La chronologie de l’accord remonte à près d’un an. Le 27 juillet 2025, von der Leyen et M. Trump ont annoncé un accord bilatéral sur les droits de douane et le commerce. Le 31 juillet, M. Trump a signé un décret fixant un plafond tarifaire de 15 % sur les importations de biens en provenance de l’Union européenne vers les États-Unis. Le 21 août, les deux parties ont publié une déclaration conjointe détaillant ce qui avait été convenu, y compris des exemptions spécifiques à certains produits. Puis, le 30 juin de cette année, deux propositions législatives mettant en œuvre les engagements tarifaires de l’Union européenne ont été publiées au Journal officiel de l’Union européenne avant leur entrée en vigueur le 1er juillet.

La déclaration conjointe d’août précisait également que les deux parties examineraient l’ajout d’autres secteurs et produits importants pour leurs économies et leurs chaînes de valeur à la liste pouvant bénéficier du traitement normal au titre des tarifs de la nation la plus favorisée. Pour les producteurs de spiritueux, cette formulation est devenue une ouverture pour un lobbying accru, car le taux NPF américain pour les spiritueux est de 0 %. Les organisations professionnelles souhaitent que les futures négociations empruntent cette voie afin de rétablir un traitement en franchise de droits.

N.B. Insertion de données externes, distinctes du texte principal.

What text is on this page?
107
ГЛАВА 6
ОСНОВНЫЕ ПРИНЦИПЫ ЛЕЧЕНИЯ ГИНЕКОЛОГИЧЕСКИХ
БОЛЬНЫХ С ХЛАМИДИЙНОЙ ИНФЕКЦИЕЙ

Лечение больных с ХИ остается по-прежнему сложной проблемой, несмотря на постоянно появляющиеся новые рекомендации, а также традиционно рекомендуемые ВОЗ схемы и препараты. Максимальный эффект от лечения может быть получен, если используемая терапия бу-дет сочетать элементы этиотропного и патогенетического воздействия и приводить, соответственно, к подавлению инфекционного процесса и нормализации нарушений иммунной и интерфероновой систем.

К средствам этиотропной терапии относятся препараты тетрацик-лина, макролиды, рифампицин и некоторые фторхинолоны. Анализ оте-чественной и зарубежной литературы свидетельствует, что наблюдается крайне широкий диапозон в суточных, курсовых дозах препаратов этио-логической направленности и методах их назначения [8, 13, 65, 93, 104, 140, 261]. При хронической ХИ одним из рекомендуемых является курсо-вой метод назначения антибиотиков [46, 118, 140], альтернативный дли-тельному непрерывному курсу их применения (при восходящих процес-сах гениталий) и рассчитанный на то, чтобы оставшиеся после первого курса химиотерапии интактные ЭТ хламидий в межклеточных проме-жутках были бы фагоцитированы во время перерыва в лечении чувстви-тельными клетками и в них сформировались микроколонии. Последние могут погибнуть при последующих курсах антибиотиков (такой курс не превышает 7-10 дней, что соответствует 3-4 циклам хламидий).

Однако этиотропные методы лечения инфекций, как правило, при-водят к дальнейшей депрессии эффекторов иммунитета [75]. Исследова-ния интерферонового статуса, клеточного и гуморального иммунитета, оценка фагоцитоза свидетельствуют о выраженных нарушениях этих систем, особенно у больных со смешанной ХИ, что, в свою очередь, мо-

Un autre dossier non résolu est le conflit de longue date Airbus-Boeing, qui avait auparavant débordé sur le commerce des boissons. Les droits de 25 % imposés aux spiritueux de l’UE et des États-Unis dans le cadre de ce conflit ont été suspendus pendant cinq ans à compter du 11 juillet 2021, cette suspension devant expirer le 11 juillet 2026. spiritsEUROPE a exhorté les deux parties à avancer rapidement vers la suppression définitive de ces droits liés au différend afin que des conflits commerciaux sans rapport ne frappent plus à nouveau les producteurs de boissons.

Pour les producteurs américains, l’accord dresse un tableau contrasté. Le vin américain ne semble pas obtenir de nouveaux avantages particuliers en Europe, car le vin ne figure pas parmi les produits agricoles bénéficiant d’un traitement préférentiel dans ce cadre. En revanche, les producteurs américains de whiskey et de bourbon évitent un autre risque qui pesait sur les négociations : d’éventuels droits de rétorsion européens si les discussions échouaient ou dégénéraient en une nouvelle série de contre-mesures.

Cette réduction du risque pourrait être particulièrement importante pour les distillateurs américains, car l’Europe reste l’un de leurs principaux marchés d’exportation. Un accès stable aide à préserver la planification des expéditions, des investissements et de la distribution, même si aucune mesure majeure supplémentaire d’ouverture de marché n’a été accordée dans le cadre de cet accord.

L’effet plus large sur les boissons devrait tenir moins à une perturbation immédiate qu’à un ajustement de long terme. Un niveau de tarif connu donne aux entreprises le temps de redessiner leurs portefeuilles, de repenser leurs approvisionnements et d’affiner leur positionnement de marque. Mais cela signifie aussi que des coûts rendus à destination plus élevés sont désormais intégrés au commerce transatlantique pour plusieurs années, sauf si de futures négociations prévoient des exceptions pour le vin ou rétablissent un traitement sans droits pour les spiritueux.

Pour les domaines européens qui vendent sur le marché premium américain, cela pourrait signifier miser davantage sur les cuvées disposant d’un plus fort pouvoir de prix tout en réévaluant les références à plus faible marge. Pour les distillateurs, cela pourrait se traduire par une pression renouvelée sur les décideurs politiques, alors qu’ils cherchent à transformer cette période de stabilité en un nouveau cycle de négociations axé sur des allégements sectoriels. Pour les acheteurs américains de bouteilles importées, cela signifie que les coûts liés aux droits de douane ne devraient pas disparaître de sitôt, même si la crainte d’une escalade plus brutale s’est atténuée.